Retail stocks may still be in no better position than when we were seeing earnings reports last week. Today’s and last night’s slate of retail same-store sales for the month of November looks pretty dismal if you consider where we are in the bull market and how much all of these stocks have rallied.
While most people feel the economy is still in recession, if you compare this November to last November, the comparable store sales should have been very easy. It was last September and October where the public and consumer spending fell off a cliff and stayed muted for months and months until only recently. This is particularly true of specialty retailers, but it is also the case at many larger chains and department stores. This data should give pause to almost all investors who are considering chasing these stocks.
There are many reports out, and it is not possible to cover every single company out there. These show the poor figures and also compare them to Thomson Reuters estimates where available.
Department stores are specializing as discount stores. Macy’s (M) said November same-store sales were down by 6.1%. Saks (SKS) was so bad that they should be embarrassed at -26% versus an already dismal and low bar of over -20% in estimates. The one bright spot was Nordstrom (JWN) with a 2.2% gain, but that was right inline with estimates.
In the big-box retailers, the picture is not pretty as they are looking like they are discounting too much as well. Costco (COST) looked like a bright spot with a 6% gain in same-store sales, but the estimates were actually supposed to be higher because the North American gain was only 2%, and analysts were hoping for gains of over 8%. Target (TGT) said its same-store sales in November were down by 1.5%, and estimates were -0.5%. Unfortunately, we no longer get to see the monthly data from Wal-Mart (WMT) so we can’t even tell if the “trade-down economy” stock really won in the trade-down. Another trade-down is Kohl’s (KSS), and it was a winner on the surface at +3.3% in same-store sales versus estimates of +1%.
There were some just awful turnouts in specialty retailers. Maybe specialty retailers are now just discounters, too. Abercrombie & Fitch (ANF) is still without its old cool image as same-store sales fell by 17%, when estimates were “only” -9.3%. Gap Inc. (GPS) was “only flat” versus estimates of +0.1%, but the Gap store brand in North America was -4% and a concern that things might not be turning around as fast as many have thought. Aeropostale (ARO) was a standout player with gains, but ARO shares are sharply lower this morning.
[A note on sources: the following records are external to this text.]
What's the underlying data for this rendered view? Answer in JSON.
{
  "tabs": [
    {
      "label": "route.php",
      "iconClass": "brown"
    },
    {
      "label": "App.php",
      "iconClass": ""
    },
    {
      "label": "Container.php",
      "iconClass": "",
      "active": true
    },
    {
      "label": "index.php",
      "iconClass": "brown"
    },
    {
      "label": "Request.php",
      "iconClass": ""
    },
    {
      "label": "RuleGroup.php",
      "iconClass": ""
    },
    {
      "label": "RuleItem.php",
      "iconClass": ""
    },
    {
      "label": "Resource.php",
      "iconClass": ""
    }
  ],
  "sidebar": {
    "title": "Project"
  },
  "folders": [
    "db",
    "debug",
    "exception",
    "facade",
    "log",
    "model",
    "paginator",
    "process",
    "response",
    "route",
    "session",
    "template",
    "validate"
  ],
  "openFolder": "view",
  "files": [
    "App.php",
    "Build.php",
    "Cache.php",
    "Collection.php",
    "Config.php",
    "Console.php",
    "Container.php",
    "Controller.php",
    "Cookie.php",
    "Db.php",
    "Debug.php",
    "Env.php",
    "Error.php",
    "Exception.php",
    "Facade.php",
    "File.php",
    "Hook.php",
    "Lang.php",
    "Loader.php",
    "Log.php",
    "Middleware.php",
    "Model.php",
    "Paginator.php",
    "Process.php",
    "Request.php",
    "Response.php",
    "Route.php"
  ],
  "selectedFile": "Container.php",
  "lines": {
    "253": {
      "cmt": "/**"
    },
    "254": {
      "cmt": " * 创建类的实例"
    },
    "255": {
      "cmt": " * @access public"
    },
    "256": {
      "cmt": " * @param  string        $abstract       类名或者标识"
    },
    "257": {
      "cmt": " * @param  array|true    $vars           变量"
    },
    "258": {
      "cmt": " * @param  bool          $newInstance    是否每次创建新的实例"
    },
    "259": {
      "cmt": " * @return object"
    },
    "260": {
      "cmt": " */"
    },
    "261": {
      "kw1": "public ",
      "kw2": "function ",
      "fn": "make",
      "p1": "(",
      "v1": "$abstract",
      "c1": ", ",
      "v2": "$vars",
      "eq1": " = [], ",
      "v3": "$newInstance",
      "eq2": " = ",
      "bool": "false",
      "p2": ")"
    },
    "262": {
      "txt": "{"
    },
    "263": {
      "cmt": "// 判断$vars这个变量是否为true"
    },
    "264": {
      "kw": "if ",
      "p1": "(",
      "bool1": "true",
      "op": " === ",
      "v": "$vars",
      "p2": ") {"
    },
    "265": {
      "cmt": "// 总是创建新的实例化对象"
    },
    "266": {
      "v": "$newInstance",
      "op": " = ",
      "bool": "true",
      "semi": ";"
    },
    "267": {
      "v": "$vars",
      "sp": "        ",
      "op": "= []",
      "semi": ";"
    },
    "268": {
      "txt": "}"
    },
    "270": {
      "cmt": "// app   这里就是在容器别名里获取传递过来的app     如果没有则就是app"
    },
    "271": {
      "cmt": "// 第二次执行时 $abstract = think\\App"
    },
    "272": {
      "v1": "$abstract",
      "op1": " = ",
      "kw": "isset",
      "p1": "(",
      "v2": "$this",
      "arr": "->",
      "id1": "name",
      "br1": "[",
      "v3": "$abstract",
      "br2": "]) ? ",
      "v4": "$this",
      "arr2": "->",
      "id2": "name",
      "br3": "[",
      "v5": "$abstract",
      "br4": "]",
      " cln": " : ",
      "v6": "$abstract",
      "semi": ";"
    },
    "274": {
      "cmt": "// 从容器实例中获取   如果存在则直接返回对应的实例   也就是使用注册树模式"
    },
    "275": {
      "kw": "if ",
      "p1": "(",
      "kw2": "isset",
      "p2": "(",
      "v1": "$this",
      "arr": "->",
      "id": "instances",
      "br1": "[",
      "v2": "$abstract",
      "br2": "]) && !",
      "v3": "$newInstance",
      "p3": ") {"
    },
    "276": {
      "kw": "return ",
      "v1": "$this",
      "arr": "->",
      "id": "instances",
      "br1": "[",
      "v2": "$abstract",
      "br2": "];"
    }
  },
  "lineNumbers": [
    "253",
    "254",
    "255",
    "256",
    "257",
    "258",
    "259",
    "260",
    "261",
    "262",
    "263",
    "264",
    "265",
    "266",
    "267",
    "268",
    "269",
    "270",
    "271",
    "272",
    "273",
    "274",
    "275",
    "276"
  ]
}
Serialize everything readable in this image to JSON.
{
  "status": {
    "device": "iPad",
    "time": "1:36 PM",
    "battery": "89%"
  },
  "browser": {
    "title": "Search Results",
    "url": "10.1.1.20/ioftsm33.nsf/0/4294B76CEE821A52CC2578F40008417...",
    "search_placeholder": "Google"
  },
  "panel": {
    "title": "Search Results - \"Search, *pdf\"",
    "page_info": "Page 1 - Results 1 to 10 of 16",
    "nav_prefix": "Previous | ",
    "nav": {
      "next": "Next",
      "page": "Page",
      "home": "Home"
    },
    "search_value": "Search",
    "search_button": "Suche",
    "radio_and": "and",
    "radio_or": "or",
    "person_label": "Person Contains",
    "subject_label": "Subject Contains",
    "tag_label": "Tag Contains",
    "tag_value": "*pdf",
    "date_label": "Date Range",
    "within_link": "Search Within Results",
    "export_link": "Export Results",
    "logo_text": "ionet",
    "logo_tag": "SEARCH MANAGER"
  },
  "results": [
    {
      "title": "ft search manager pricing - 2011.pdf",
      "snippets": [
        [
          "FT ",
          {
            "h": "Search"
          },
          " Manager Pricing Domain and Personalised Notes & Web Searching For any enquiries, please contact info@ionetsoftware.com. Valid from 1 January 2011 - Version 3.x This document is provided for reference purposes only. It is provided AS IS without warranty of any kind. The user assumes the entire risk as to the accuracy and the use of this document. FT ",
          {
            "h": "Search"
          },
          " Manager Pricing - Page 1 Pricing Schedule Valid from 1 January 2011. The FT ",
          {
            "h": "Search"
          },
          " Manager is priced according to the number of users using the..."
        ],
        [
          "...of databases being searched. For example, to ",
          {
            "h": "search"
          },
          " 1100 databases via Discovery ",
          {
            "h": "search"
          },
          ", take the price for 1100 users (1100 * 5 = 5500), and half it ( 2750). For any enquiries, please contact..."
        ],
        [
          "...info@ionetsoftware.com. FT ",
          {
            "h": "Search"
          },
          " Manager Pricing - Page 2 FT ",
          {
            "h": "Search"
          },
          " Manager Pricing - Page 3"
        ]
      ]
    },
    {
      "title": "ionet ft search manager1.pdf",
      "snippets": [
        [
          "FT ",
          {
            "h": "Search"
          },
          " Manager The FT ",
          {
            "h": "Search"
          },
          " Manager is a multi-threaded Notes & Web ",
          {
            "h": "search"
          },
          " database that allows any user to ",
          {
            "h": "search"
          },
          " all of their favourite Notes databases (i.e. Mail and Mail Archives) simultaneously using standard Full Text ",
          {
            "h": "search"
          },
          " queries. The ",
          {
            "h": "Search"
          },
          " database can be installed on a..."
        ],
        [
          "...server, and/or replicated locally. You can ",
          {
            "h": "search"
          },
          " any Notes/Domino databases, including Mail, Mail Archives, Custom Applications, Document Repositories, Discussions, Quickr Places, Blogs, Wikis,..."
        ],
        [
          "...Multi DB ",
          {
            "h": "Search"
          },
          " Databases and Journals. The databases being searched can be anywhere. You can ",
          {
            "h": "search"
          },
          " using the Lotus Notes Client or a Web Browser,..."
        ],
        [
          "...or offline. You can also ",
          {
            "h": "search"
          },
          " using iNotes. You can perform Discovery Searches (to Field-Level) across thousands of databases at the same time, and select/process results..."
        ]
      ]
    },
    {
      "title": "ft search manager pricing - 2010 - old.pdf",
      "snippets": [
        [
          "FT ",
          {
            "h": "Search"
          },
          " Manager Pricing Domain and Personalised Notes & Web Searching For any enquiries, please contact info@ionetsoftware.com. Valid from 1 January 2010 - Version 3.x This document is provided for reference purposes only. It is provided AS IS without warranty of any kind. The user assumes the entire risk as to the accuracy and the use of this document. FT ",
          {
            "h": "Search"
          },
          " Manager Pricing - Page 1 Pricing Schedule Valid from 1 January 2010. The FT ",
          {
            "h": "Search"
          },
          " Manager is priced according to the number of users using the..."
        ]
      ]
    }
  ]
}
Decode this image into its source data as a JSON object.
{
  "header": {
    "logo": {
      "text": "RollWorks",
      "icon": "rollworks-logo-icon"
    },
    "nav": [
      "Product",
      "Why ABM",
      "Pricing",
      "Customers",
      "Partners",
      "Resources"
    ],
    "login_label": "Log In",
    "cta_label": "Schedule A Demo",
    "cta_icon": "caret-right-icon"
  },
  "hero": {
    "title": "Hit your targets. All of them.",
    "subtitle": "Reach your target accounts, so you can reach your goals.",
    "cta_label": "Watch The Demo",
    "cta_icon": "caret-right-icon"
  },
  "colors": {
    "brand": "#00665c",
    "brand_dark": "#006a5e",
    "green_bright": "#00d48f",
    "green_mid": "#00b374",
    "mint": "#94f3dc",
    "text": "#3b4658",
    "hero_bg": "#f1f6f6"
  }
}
What is interesting here is that the ongoing mountain of investor liquidity looking to buy stocks when they sell off and some slightly less-bad jobs data this morning is keeping these stocks from getting hit too hard. All of these are very close to 52-week highs despite the notion that they aren’t doing in performance metrics in the start of the holiday season.
There is another interesting notion that is different in retail stocks versus tech stocks or other stocks. If retailers do poorly in this Q4 period, then there is no way for a make-up period as the Q4 period is ever-important for retailer earnings. And as noted last month, the discounting is hurting margins, and there are almost no cheap stocks in this sector compared to the market and compared to how much the shares have rallied. Retailers frequently have very low sales, and many even lose money if they do not manage inventory or have any issues in the middle of the year. It all comes down to Christmas and holiday spending for the big earnings. They call it Black Friday for a reason.
When you see these figures in same-store sales, it should be of little surprise as to why Amazon.com (AMZN) and even eBay’s (EBAY) PayPal data from Black Friday and Cyber Monday are keeping interest up.
It just feels like chasing these stocks at current levels is a bit like the dog chasing the mail truck. It is futile and usually not successful. Even if the dog catches it, it usually gets spanked.